835.3
The Academic Practice of (re)Presenting Immobilised Hosts
The term host is ubiquitous to the school of tourism studies. Utilised to (re)present local populations found in the tourist destination, its roots can be traced in the seminal anthropological work of Valene Smith (1989) Hosts and Guests. The terms hosts and guests are contested and have been critiqued for creating binary opposites, when it is suggested that both roles are in fact far more fluid than first thought (Sherlock, 2001). However, the binary opposites of hosts and guests have been useful for tourism theorising, providing a language to name things. Yet, in naming lies the potential risk of the reification of stereotypes and ‘in Tourism Studies we need to confront out permanent complicity in structures of inequality, injustice and violence that we spend so much time trying to alleviate’ (Swain, 2009: 520).
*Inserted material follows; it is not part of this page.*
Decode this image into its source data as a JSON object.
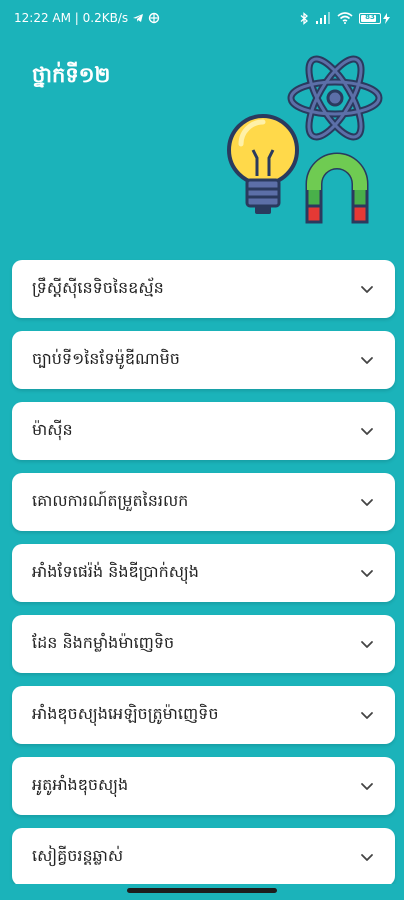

Focussing on the tourism academics’ role in (re)presenting research participants, literature published since 2010 is analysed to highlight an (implicit?) complicity in the immobilisation of the female host. There is a propensity for research on gender and tourism to (re)present women and men from the West as guests and women and men from the Rest as hosts. It is argued that working within this dominant framework can equate to an overlooking of many issues facing women and men globally, in doing so it paves the way for future research and opens dialogue for important conversations on gender and feminist research in the academic field of tourism.